Amnesty International is calling on governments in Southeast Asia to launch search-and-rescue operations to save hundreds of Rohingya refugees thought to be at sea in dangerous conditions in the region.

Amnesty has received information concerning up to five boats thought to be carrying Rohingya refugees seen off the coasts of Malaysia and southern Thailand in recent days, with hundreds of people believed to be on board the vessels.

Those in the boats are likely to be fleeing persecution in Myanmar or from overcrowded refugee camps in Bangladesh.

Yesterday, citing COVID-19 measures as justification, the Royal Malaysian Navy turned back a boat carrying about 200 Rohingya women, men and children, while reportedly providing food to those on board.

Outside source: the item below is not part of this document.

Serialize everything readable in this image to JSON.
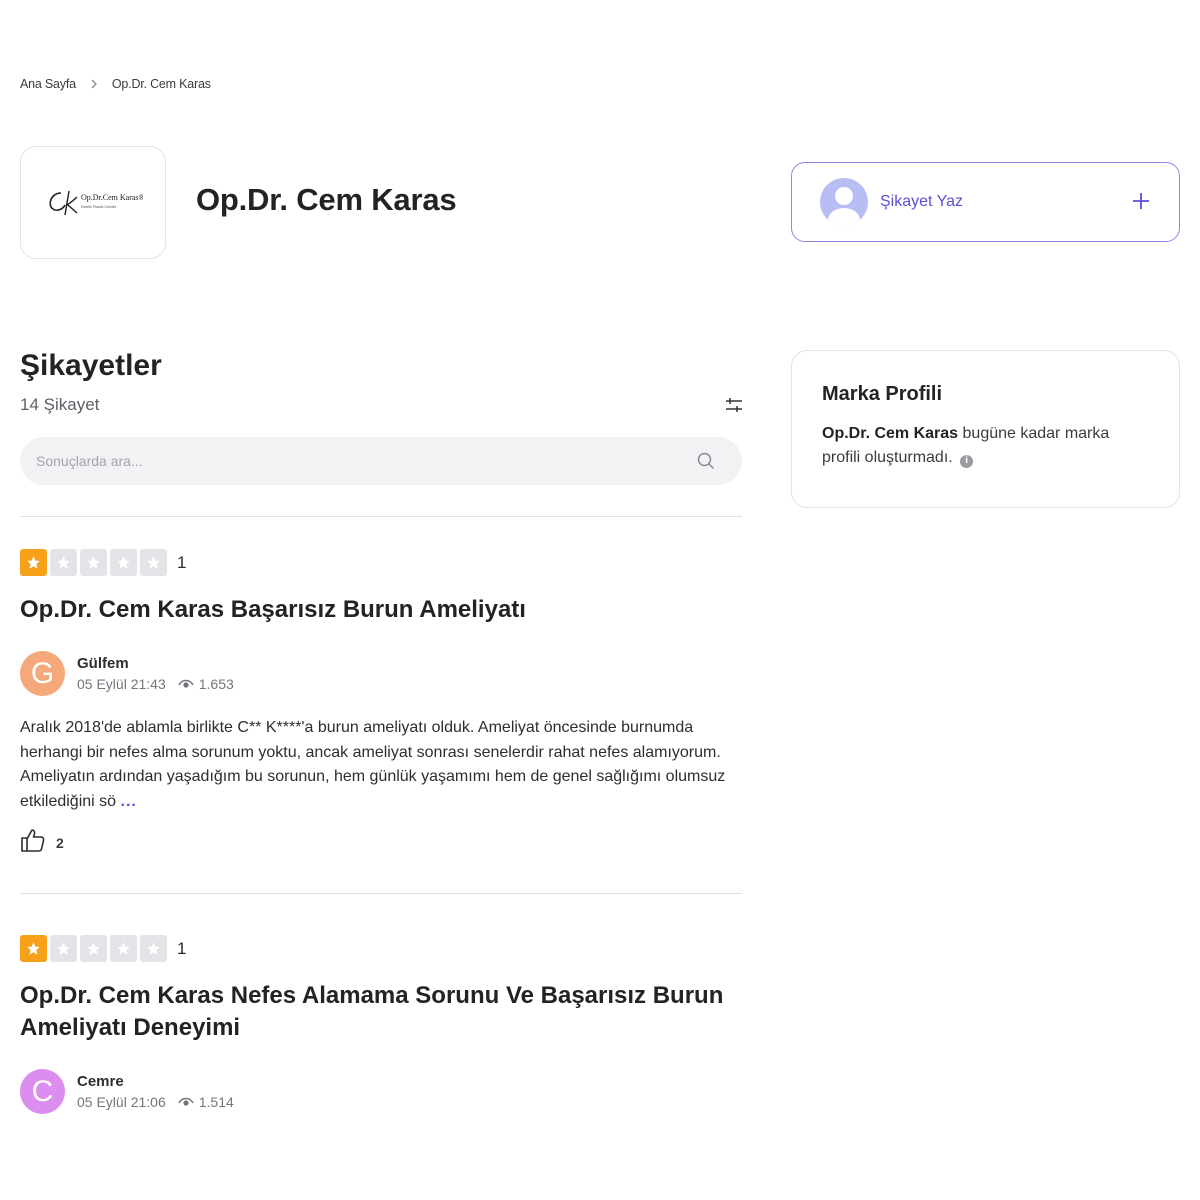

On Wednesday, the Bangladesh Coast Guard rescued 396 Rohingya people from a large boat which had been turned back by the Malaysian authorities and is believed to have been at sea for two months. According to early reports, 32 people on the boat died at sea, but the figure is now thought to be almost double that. UNHCR - the UN refugee agency - has said that the survivors are severely malnourished and dehydrated.

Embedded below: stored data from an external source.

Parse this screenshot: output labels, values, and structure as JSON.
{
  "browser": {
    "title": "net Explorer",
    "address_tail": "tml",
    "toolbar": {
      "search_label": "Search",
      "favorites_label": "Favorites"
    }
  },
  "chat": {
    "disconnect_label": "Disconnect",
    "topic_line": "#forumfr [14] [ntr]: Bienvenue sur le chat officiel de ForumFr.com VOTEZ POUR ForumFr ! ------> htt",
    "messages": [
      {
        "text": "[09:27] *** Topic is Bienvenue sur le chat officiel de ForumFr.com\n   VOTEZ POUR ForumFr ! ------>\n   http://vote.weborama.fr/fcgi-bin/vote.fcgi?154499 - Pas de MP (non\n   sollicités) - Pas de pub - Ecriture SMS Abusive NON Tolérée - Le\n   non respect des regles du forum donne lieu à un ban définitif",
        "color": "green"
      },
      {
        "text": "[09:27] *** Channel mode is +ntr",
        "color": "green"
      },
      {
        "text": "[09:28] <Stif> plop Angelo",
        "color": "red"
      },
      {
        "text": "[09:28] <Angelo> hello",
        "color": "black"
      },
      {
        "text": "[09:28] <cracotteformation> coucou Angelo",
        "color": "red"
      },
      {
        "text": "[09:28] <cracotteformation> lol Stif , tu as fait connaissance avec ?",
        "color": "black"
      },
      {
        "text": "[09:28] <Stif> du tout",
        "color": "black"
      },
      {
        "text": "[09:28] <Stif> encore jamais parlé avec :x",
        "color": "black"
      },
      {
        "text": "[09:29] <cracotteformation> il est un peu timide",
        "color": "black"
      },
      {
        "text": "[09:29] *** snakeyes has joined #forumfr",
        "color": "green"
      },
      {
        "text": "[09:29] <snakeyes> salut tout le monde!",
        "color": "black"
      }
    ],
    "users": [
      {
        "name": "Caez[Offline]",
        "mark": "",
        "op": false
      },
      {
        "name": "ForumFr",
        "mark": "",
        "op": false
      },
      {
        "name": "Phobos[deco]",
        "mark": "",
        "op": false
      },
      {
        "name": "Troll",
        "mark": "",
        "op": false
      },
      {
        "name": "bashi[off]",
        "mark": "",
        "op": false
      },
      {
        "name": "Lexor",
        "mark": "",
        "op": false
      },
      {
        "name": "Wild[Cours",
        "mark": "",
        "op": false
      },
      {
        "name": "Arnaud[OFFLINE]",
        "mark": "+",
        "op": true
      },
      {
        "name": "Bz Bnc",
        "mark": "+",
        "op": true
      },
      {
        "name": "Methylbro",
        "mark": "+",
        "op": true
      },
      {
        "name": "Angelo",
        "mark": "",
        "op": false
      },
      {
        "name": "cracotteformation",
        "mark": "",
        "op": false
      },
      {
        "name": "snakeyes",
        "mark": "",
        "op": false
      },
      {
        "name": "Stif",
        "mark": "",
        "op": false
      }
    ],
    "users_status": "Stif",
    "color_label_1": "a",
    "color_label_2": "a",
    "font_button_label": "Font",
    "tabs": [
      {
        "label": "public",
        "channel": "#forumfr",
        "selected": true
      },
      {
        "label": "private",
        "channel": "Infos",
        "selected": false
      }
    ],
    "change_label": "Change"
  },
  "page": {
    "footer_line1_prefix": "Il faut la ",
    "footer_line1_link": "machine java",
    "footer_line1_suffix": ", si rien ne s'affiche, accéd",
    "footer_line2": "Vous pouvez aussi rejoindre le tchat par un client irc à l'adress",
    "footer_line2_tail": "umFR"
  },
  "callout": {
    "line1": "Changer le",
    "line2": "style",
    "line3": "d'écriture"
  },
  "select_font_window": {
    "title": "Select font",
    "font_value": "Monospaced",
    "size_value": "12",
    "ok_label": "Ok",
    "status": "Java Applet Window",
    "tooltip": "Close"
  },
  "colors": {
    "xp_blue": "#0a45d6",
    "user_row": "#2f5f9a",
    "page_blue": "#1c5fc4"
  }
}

On 5 April, another boat carrying 202 Rohingya people was intercepted by the Malaysian Maritime Enforcement Agency. Its passengers were brought to safety and are now in COVID-19 quarantine.

In response to the coronavirus pandemic, governments in the region have introduced new restrictions at their borders, with Malaysia and Thailand monitoring the movements of boats carrying Rohingya people off their coasts. While Malaysia has brought one vessel to shore, it has pushed several more back. Thailand has not stated whether it has intercepted any boats or come to their rescue.

Clare Algar, Amnesty International’s Senior Director for Research, Advocacy and Policy, said:

“The battle against COVID-19 is no excuse for regional governments to let their seas become graveyards for desperate Rohingya people.

“Thailand and Malaysia should immediately dispatch search-and-rescue boats with food, water and medicine to meet the urgent needs of possibly hundreds still at sea.”